What is Tendonitis?
Tendonitis is often an overuse injury of the tendon (tissue connecting muscles to bones). Tendons frequently affected are located around the heels, knees, shoulders, wrists, and elbows. This happens when extra stress is placed on the tendons through repetitive activities. Examples include participating in sports such as running or baseball, or hobbies such as painting and gardening. Repetitive tasks at work are another frequent cause of tendonitis.

Individuals who increase the intensity of their exercise without proper flexibility or conditioning are more likely to develop tendonitis. Not allowing enough time for the tendons to recover between exercise sessions is another common cause. Tendonitis also increases with age because the tendons lose their springiness over time.

The best ways to prevent tendonitis are to warm up prior to exercise, balance strength and flexibility around joints, and incorporate proper training and recovery. Changing your workspace set-up can help reduce the stress placed on the tendons as well.

Symptoms of Tendonitis
Typical symptoms of tendonitis include stiffness, mild swelling, and pain near the joint, often described as a dull ache. The pain associated with tendonitis often increases over time, but may be sudden and severe. If left untreated, the symptoms can worsen and become chronic.

Treatment of Tendonitis
Tendonitis is initially treated with the RICE protocol. This includes rest, ice, compression, and elevation of the affected area to relieve the pain and swelling, as well as over-the-counter pain medication such as Tylenol or Ibuprofen. You will also need to adjust your activity while recovering to what does not make your symptoms worse such as swimming instead of running.
A physician can assist in the treatment in several ways. They may recommend short term use of a sling, brace, wrap, or crutches to minimize use of the tendon. Physical therapy either at home or with a therapist may be prescribed. Osteopathic Manipulative Techniques (OMT) can be performed during your visit to improve pain, motion, and function. A corticosteroid injection may be recommended to reduce pain and swelling, however this must be used infrequently to avoid weakening the tendon and increasing the risk of rupture. Other procedures and injections may be trialed as well to recover.

X-ray and occasionally MRI may be used to look for other injuries and to obtain further details about the tendonitis. Also, with the assistance of in-office ultrasound, a physician can determine the extent of injury and use the results to direct further treatment. 

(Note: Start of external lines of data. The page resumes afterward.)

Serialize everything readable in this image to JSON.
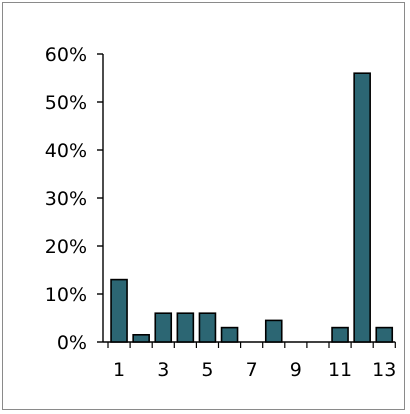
{
  "chart_data": {
    "type": "bar",
    "title": "",
    "xlabel": "",
    "ylabel": "",
    "categories": [
      "1",
      "2",
      "3",
      "4",
      "5",
      "6",
      "7",
      "8",
      "9",
      "10",
      "11",
      "12",
      "13"
    ],
    "values": [
      13,
      1.5,
      6,
      6,
      6,
      3,
      0,
      4.5,
      0,
      0,
      3,
      56,
      3
    ],
    "ylim": [
      0,
      60
    ],
    "y_ticks": [
      "0%",
      "10%",
      "20%",
      "30%",
      "40%",
      "50%",
      "60%"
    ],
    "x_ticks": [
      "1",
      "3",
      "5",
      "7",
      "9",
      "11",
      "13"
    ],
    "grid": false,
    "legend": "none",
    "bar_color": "#2c6673",
    "bar_edge_color": "#000000"
  }
}
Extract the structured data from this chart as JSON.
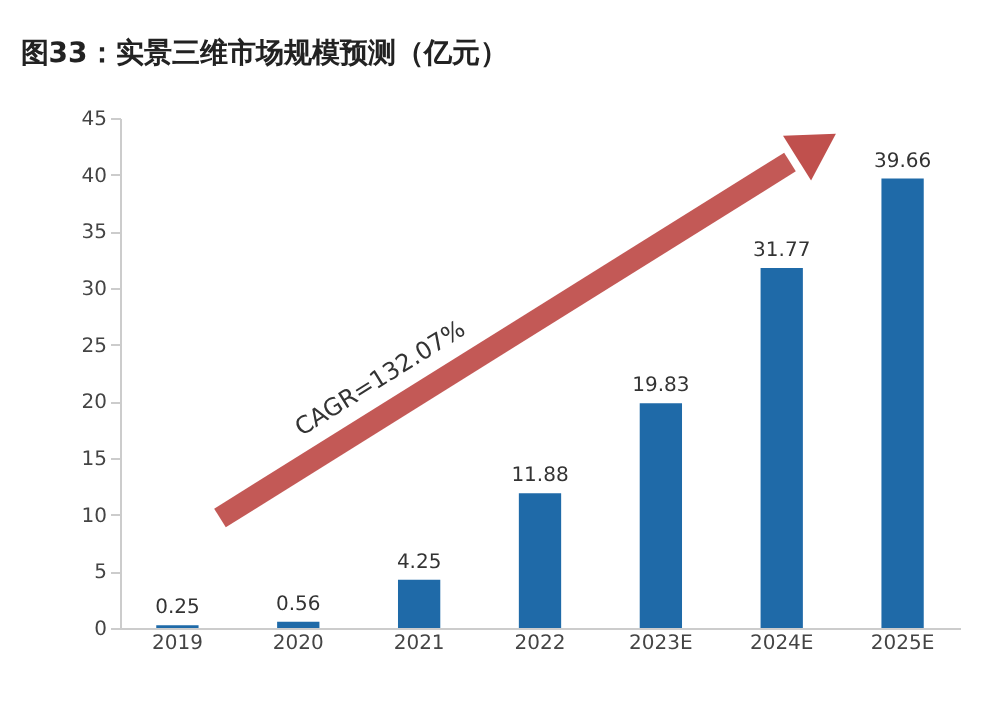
{
  "chart_data": {
    "type": "bar",
    "title": "图33：实景三维市场规模预测（亿元）",
    "categories": [
      "2019",
      "2020",
      "2021",
      "2022",
      "2023E",
      "2024E",
      "2025E"
    ],
    "values": [
      0.25,
      0.56,
      4.25,
      11.88,
      19.83,
      31.77,
      39.66
    ],
    "color": "#1f6aa8",
    "ylim": [
      0,
      45
    ],
    "yticks": [
      0,
      5,
      10,
      15,
      20,
      25,
      30,
      35,
      40,
      45
    ],
    "data_labels": true,
    "grid": false,
    "annotations": [
      "CAGR=132.07%"
    ]
  }
}
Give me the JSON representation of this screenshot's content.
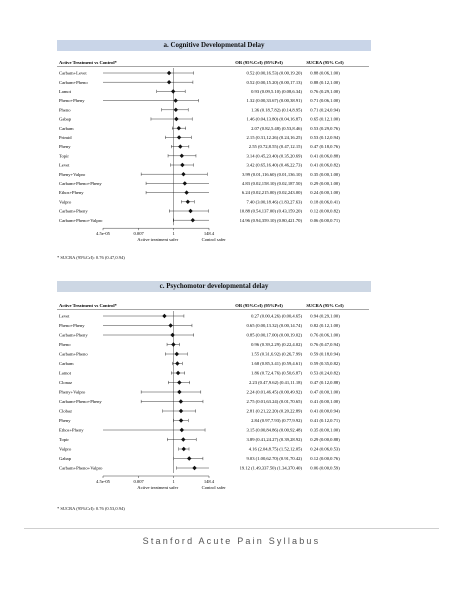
{
  "footer": {
    "text": "Stanford Acute Pain Syllabus"
  },
  "chart_data": [
    {
      "type": "forest",
      "title": "a. Cognitive Developmental Delay",
      "scale": "log",
      "xlim": [
        4.5e-05,
        148.4
      ],
      "x_ticks": [
        "4.5e-05",
        "0.007",
        "1",
        "148.4"
      ],
      "x_tick_values": [
        4.5e-05,
        0.007,
        1,
        148.4
      ],
      "left_axis_label": "Active treatment safer",
      "right_axis_label": "Control safer",
      "headers": {
        "treatment": "Active Treatment  vs Control*",
        "or": "OR (95%CrI) (95%PrI)",
        "sucra": "SUCRA (95% CrI)"
      },
      "footnote": "* SUCRA (95%CrI): 0.76 (0.47,0.94)",
      "rows": [
        {
          "label": "Carbam+Levet",
          "or": 0.52,
          "ci": [
            0.0,
            16.53
          ],
          "text": "0.52 (0.00,16.53) (0.00,19.20)",
          "sucra": "0.88 (0.06,1.00)"
        },
        {
          "label": "Carbam+Pheno",
          "or": 0.52,
          "ci": [
            0.0,
            15.2
          ],
          "text": "0.52 (0.00,15.20) (0.00,17.13)",
          "sucra": "0.88 (0.12,1.00)"
        },
        {
          "label": "Lamot",
          "or": 0.93,
          "ci": [
            0.09,
            5.1
          ],
          "text": "0.93 (0.09,5.10) (0.08,6.34)",
          "sucra": "0.76 (0.29,1.00)"
        },
        {
          "label": "Pheno+Pheny",
          "or": 1.32,
          "ci": [
            0.0,
            33.67
          ],
          "text": "1.32 (0.00,33.67) (0.00,38.91)",
          "sucra": "0.71 (0.06,1.00)"
        },
        {
          "label": "Pheno",
          "or": 1.36,
          "ci": [
            0.18,
            7.82
          ],
          "text": "1.36 (0.18,7.82) (0.14,8.95)",
          "sucra": "0.71 (0.24,0.94)"
        },
        {
          "label": "Gabap",
          "or": 1.46,
          "ci": [
            0.04,
            13.8
          ],
          "text": "1.46 (0.04,13.80) (0.04,16.87)",
          "sucra": "0.65 (0.12,1.00)"
        },
        {
          "label": "Carbam",
          "or": 2.07,
          "ci": [
            0.82,
            5.48
          ],
          "text": "2.07 (0.82,5.48) (0.53,8.46)",
          "sucra": "0.53 (0.29,0.76)"
        },
        {
          "label": "Primid",
          "or": 2.15,
          "ci": [
            0.31,
            12.26
          ],
          "text": "2.15 (0.31,12.26) (0.24,16.25)",
          "sucra": "0.53 (0.12,0.94)"
        },
        {
          "label": "Pheny",
          "or": 2.55,
          "ci": [
            0.72,
            8.55
          ],
          "text": "2.55 (0.72,8.55) (0.47,12.15)",
          "sucra": "0.47 (0.18,0.76)"
        },
        {
          "label": "Topir",
          "or": 3.14,
          "ci": [
            0.45,
            23.4
          ],
          "text": "3.14 (0.45,23.40) (0.35,20.69)",
          "sucra": "0.41 (0.06,0.88)"
        },
        {
          "label": "Levet",
          "or": 3.42,
          "ci": [
            0.65,
            16.4
          ],
          "text": "3.42 (0.65,16.40) (0.46,22.73)",
          "sucra": "0.41 (0.06,0.82)"
        },
        {
          "label": "Pheny+Valpro",
          "or": 3.99,
          "ci": [
            0.01,
            116.6
          ],
          "text": "3.99 (0.01,116.60) (0.01,136.10)",
          "sucra": "0.35 (0.00,1.00)"
        },
        {
          "label": "Carbam+Pheno+Pheny",
          "or": 4.83,
          "ci": [
            0.02,
            158.1
          ],
          "text": "4.83 (0.02,158.10) (0.02,187.50)",
          "sucra": "0.29 (0.00,1.00)"
        },
        {
          "label": "Ethos+Pheny",
          "or": 6.24,
          "ci": [
            0.02,
            215.0
          ],
          "text": "6.24 (0.02,215.00) (0.02,243.00)",
          "sucra": "0.24 (0.00,1.00)"
        },
        {
          "label": "Valpro",
          "or": 7.4,
          "ci": [
            3.0,
            18.46
          ],
          "text": "7.40 (3.00,18.46) (1.83,27.63)",
          "sucra": "0.18 (0.06,0.41)"
        },
        {
          "label": "Carbam+Pheny",
          "or": 10.88,
          "ci": [
            0.54,
            137.0
          ],
          "text": "10.88 (0.54,137.00) (0.43,159.20)",
          "sucra": "0.12 (0.00,0.82)"
        },
        {
          "label": "Carbam+Pheno+Valpro",
          "or": 14.96,
          "ci": [
            0.94,
            359.1
          ],
          "text": "14.96 (0.94,359.10) (0.80,421.70)",
          "sucra": "0.06 (0.00,0.71)"
        }
      ]
    },
    {
      "type": "forest",
      "title": "c. Psychomotor developmental delay",
      "scale": "log",
      "xlim": [
        4.5e-05,
        148.4
      ],
      "x_ticks": [
        "4.5e-05",
        "0.007",
        "1",
        "148.4"
      ],
      "x_tick_values": [
        4.5e-05,
        0.007,
        1,
        148.4
      ],
      "left_axis_label": "Active treatment safer",
      "right_axis_label": "Control safer",
      "headers": {
        "treatment": "Active Treatment  vs Control*",
        "or": "OR (95%CrI) (95%PrI)",
        "sucra": "SUCRA (95% CrI)"
      },
      "footnote": "* SUCRA (95%CrI): 0.76 (0.53,0.94)",
      "rows": [
        {
          "label": "Levet",
          "or": 0.27,
          "ci": [
            0.0,
            4.26
          ],
          "text": "0.27 (0.00,4.26) (0.00,4.65)",
          "sucra": "0.94 (0.29,1.00)"
        },
        {
          "label": "Pheno+Pheny",
          "or": 0.65,
          "ci": [
            0.0,
            13.32
          ],
          "text": "0.65 (0.00,13.32) (0.00,14.74)",
          "sucra": "0.82 (0.12,1.00)"
        },
        {
          "label": "Carbam+Pheny",
          "or": 0.85,
          "ci": [
            0.0,
            17.0
          ],
          "text": "0.85 (0.00,17.00) (0.00,19.02)",
          "sucra": "0.76 (0.06,1.00)"
        },
        {
          "label": "Pheno",
          "or": 0.96,
          "ci": [
            0.39,
            2.29
          ],
          "text": "0.96 (0.39,2.29) (0.22,4.02)",
          "sucra": "0.76 (0.47,0.94)"
        },
        {
          "label": "Carbam+Pheno",
          "or": 1.55,
          "ci": [
            0.31,
            6.92
          ],
          "text": "1.55 (0.31,6.92) (0.26,7.99)",
          "sucra": "0.59 (0.18,0.94)"
        },
        {
          "label": "Carbam",
          "or": 1.68,
          "ci": [
            0.85,
            3.41
          ],
          "text": "1.68 (0.85,3.41) (0.59,4.61)",
          "sucra": "0.59 (0.35,0.82)"
        },
        {
          "label": "Lamot",
          "or": 1.86,
          "ci": [
            0.72,
            4.76
          ],
          "text": "1.86 (0.72,4.76) (0.50,6.87)",
          "sucra": "0.53 (0.24,0.82)"
        },
        {
          "label": "Clonaz",
          "or": 2.23,
          "ci": [
            0.47,
            9.62
          ],
          "text": "2.23 (0.47,9.62) (0.41,11.18)",
          "sucra": "0.47 (0.12,0.88)"
        },
        {
          "label": "Pheny+Valpro",
          "or": 2.24,
          "ci": [
            0.01,
            46.45
          ],
          "text": "2.24 (0.01,46.45) (0.00,49.92)",
          "sucra": "0.47 (0.00,1.00)"
        },
        {
          "label": "Carbam+Pheno+Pheny",
          "or": 2.75,
          "ci": [
            0.01,
            63.24
          ],
          "text": "2.75 (0.01,63.24) (0.01,70.65)",
          "sucra": "0.41 (0.00,1.00)"
        },
        {
          "label": "Clobaz",
          "or": 2.81,
          "ci": [
            0.21,
            22.2
          ],
          "text": "2.81 (0.21,22.20) (0.20,22.89)",
          "sucra": "0.41 (0.00,0.94)"
        },
        {
          "label": "Pheny",
          "or": 2.84,
          "ci": [
            0.97,
            7.93
          ],
          "text": "2.84 (0.97,7.93) (0.77,9.92)",
          "sucra": "0.41 (0.12,0.71)"
        },
        {
          "label": "Ethos+Pheny",
          "or": 3.15,
          "ci": [
            0.0,
            84.86
          ],
          "text": "3.15 (0.00,84.86) (0.00,92.48)",
          "sucra": "0.35 (0.00,1.00)"
        },
        {
          "label": "Topir",
          "or": 3.89,
          "ci": [
            0.41,
            24.27
          ],
          "text": "3.89 (0.41,24.27) (0.39,28.92)",
          "sucra": "0.29 (0.00,0.88)"
        },
        {
          "label": "Valpro",
          "or": 4.16,
          "ci": [
            2.04,
            8.75
          ],
          "text": "4.16 (2.04,8.75) (1.52,12.05)",
          "sucra": "0.24 (0.06,0.53)"
        },
        {
          "label": "Gabap",
          "or": 9.03,
          "ci": [
            1.0,
            62.7
          ],
          "text": "9.03 (1.00,62.70) (0.91,70.42)",
          "sucra": "0.12 (0.00,0.76)"
        },
        {
          "label": "Carbam+Pheno+Valpro",
          "or": 19.12,
          "ci": [
            1.49,
            337.5
          ],
          "text": "19.12 (1.49,337.50) (1.34,370.40)",
          "sucra": "0.06 (0.00,0.59)"
        }
      ]
    }
  ]
}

In-office ultrasound is often used to guide a corticosteroid injection or newer treatments such as platelet rich plasma, prolotherapy, dry needling, trigger point injection, and percutaneous needle tenotomy. These treatment options are
used when symptoms are not improving with more conservative care discussed previously. They help promote the body’s
ability to repair the tendon by creating controlled inflammation in order to stimulate the healing process. This is important since tendons do not have an adequate blood supply to promote proper healing on their own. These non-surgical options can be performed in the office and are well tolerated. 

Surgery may be necessary in severe cases of tendonitis that do not respond to other treatments.

Everyone recovers from an injury at a different rate. Return to activity is determined by how soon the tendon recovers and not by how many days or weeks it has been since the injury. The goal is to return to normal activity as soon as is safely possible. 

If you are suffering from tendonitis, we are here to help you regain pain-free function as quickly as possible. We can assist in determining the appropriate course of treatment and guide your return to activity in a safe manner to prevent reoccurrences or further injury.